This week I finished reading my first (grown-up) collection of short stories. It’s something I don’t usually do but since the collection in question is Jigs & Reels, the only Joanne Harris offering I had yet to read, I thought I’d have a go.
I don’t know exactly what it is about short stories that always stops me picking up a collection. When I was at school I read The Signalman by Charles Dickens and Lamb to the Slaughter by Roald Dahl and I enjoyed them both but somehow the fact that the tale doesn’t take chapters and chapters to unfold makes me feel like it isn’t worth the effort.
This might sound strange but I have to say that I did find it exhausting at times reading J&R. I like to get really into a book, to care about the characters and take the time to get to know them and anticipate where the story might take them. With a narrative that finishes in a few pages it’s impossible to do that and meeting new people in new situations every twenty minutes or so I did find mentally tiring.
However I’m not being negative here, I really enjoyed reading Jigs & Reels; there were some genuinely touching stories such as Hope and Faith Go Shopping, some funny tales (Class of ’81) and some which made you stop and think (The Spectator). The brief introduction to each story gave you an idea of how it came about and what it meant to the author which was a nice personal touch. It was the stories featuring an older protagonist which were my clear favourites including Hope and Faith and Breakfast at Tesco’s mostly because Harris writes older people so very well. By far my favourite character in Chocolat was Armande and the spirit and defiance she showed were also present in the older characters in J&R. They are a joy to read and Hope and Faith which is the first story in the book left me not knowing whether to laugh or cry.
Other stories weren’t such a triumph, Gastronomicon made me smile a little but it was a bit too abstract for my taste and there was one other (which I won’t name) that I had to stop reading because I couldn’t follow what was happening. However these were the only two slightly bum notes in an otherwise brilliant collection of 22 tales. Even the narratives which had a political message (which I often find laboured and unappealing) sparkled with wit and were executed in such a way that you don’t get the full force of the message until the last minute.
So although I would hesitate to say that I’ve been converted to the way of the short story, Jigs & Reels will remain on my bookshelf and even if I don’t read the whole book again some tales stand out as regulars who I will revisit time and again for the charm and humour that is so intricately woven into all of Harris’s books.
One of my favourite things about being a literary Londoner is that every so often a location pops up that I am now familiar with. Of course there are the classic examples of Baker Street and Brick Lane but I’m talking about some of the more obscure locations that I’d never heard of before moving to the big smoke which are the ones that give you a real thrill.
The first time I came across this was when I was reading Emma by Jane Austen and she described the tiny village of Islington and how long it would take to get from there to London. Of course this was the London of several decades ago but I was still surprised to find how much London has changed since Austen’s time (Islington being a central part of London for anyone who doesn’t know). Also in Emma the heroine’s sister Isabella Knightley (née Woodhouse) lived on Brunswick Square which still looks like a Georgian residential area (although it is now the UCL School of Pharmacy and adjacent to a 1970s shopping centre).
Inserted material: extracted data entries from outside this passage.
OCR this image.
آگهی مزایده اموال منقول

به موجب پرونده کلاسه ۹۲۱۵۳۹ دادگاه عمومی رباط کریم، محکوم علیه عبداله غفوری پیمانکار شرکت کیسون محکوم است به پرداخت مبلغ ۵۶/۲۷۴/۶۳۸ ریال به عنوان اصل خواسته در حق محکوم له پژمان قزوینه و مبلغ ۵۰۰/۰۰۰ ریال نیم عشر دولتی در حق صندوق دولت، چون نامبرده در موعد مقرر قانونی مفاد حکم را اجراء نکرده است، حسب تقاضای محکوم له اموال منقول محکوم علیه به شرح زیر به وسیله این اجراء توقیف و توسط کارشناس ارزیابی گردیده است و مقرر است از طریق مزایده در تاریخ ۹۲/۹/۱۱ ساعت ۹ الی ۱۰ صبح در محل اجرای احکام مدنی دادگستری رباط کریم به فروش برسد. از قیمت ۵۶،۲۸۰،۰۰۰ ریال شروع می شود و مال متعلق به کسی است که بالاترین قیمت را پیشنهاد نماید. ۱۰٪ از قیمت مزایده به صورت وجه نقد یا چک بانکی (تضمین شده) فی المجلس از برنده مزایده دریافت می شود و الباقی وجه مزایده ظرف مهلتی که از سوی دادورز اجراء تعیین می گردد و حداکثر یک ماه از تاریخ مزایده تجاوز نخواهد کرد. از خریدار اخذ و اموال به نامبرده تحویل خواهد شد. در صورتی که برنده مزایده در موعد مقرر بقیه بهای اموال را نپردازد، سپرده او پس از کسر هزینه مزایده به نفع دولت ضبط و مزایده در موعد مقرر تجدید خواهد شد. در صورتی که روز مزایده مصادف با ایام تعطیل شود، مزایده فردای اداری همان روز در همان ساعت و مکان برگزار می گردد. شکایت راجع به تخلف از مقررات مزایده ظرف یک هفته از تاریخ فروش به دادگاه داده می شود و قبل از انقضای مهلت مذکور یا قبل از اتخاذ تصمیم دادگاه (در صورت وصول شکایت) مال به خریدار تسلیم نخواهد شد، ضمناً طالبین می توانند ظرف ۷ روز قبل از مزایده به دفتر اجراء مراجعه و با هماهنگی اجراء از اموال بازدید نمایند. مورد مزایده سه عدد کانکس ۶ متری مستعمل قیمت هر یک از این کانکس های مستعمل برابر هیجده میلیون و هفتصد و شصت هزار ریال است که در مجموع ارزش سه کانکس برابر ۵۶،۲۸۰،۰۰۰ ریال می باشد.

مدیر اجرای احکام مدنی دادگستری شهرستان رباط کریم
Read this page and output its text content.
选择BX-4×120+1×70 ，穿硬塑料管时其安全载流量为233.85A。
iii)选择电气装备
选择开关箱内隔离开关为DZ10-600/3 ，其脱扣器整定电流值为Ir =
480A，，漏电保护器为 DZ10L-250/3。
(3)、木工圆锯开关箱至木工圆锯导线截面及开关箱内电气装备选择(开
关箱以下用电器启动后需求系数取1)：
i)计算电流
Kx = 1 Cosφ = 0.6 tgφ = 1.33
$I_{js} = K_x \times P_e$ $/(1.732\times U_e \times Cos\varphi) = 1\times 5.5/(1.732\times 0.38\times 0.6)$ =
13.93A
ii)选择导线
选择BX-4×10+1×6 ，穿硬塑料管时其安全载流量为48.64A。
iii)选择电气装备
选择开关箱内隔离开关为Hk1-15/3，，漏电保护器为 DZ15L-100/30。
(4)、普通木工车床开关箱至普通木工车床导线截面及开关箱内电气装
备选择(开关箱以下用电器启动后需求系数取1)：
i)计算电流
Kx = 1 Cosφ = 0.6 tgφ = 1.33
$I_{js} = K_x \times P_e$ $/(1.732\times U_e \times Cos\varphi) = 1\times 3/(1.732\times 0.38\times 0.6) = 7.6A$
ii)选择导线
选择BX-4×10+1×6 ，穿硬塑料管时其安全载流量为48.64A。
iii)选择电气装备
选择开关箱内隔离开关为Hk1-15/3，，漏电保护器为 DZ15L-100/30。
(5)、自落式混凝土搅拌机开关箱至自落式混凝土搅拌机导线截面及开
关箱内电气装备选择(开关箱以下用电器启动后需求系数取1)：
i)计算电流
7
Most recently I read Affinity by Sarah Waters, a novel about mediumship and Millbank prison (Millbank being somewhere I recently visited as a potential spot to watch the jubilee boat pageant from, the prison having closed in 1890). The medium in question who was resident at Millbank for half of the novel previously lived at Cheyne Walk in Chelsea and before that at a hotel in High Holborn which was located on Lambs Conduit Street. This is the one that gave me the biggest thrill. I currently work just round the corner from Lambs Conduit Street and have bought my lunch from shops there many a time.
And of course one of the major players in London life and therefore in London literature is the tube (and after all that is partly what this blog is about). So to reflect that I’m going to finish by mentioning a fascinating piece of writing – 253 by Geoff Ryman. This is an incredible feat which contains 253 words on each of the 253 passengers on a Bakerloo line tube train travelling from Embankment to Waterloo on 11th January 1995. The novel, if you can call it that, was originally posted in an online format (you can find it here) but was then published in a more conventional form and is apparently very difficult to find. It describes what each of the passengers look like, what they’re doing/thinking and a little of their history. The work taps into the mentality of everyone who’s ever used any form of public transport and looked around them making judgements on the people sitting by them and wondered what they’re thinking or where they’re going. A fantastic and highly imaginative piece of literature which I can’t recommend highly enough.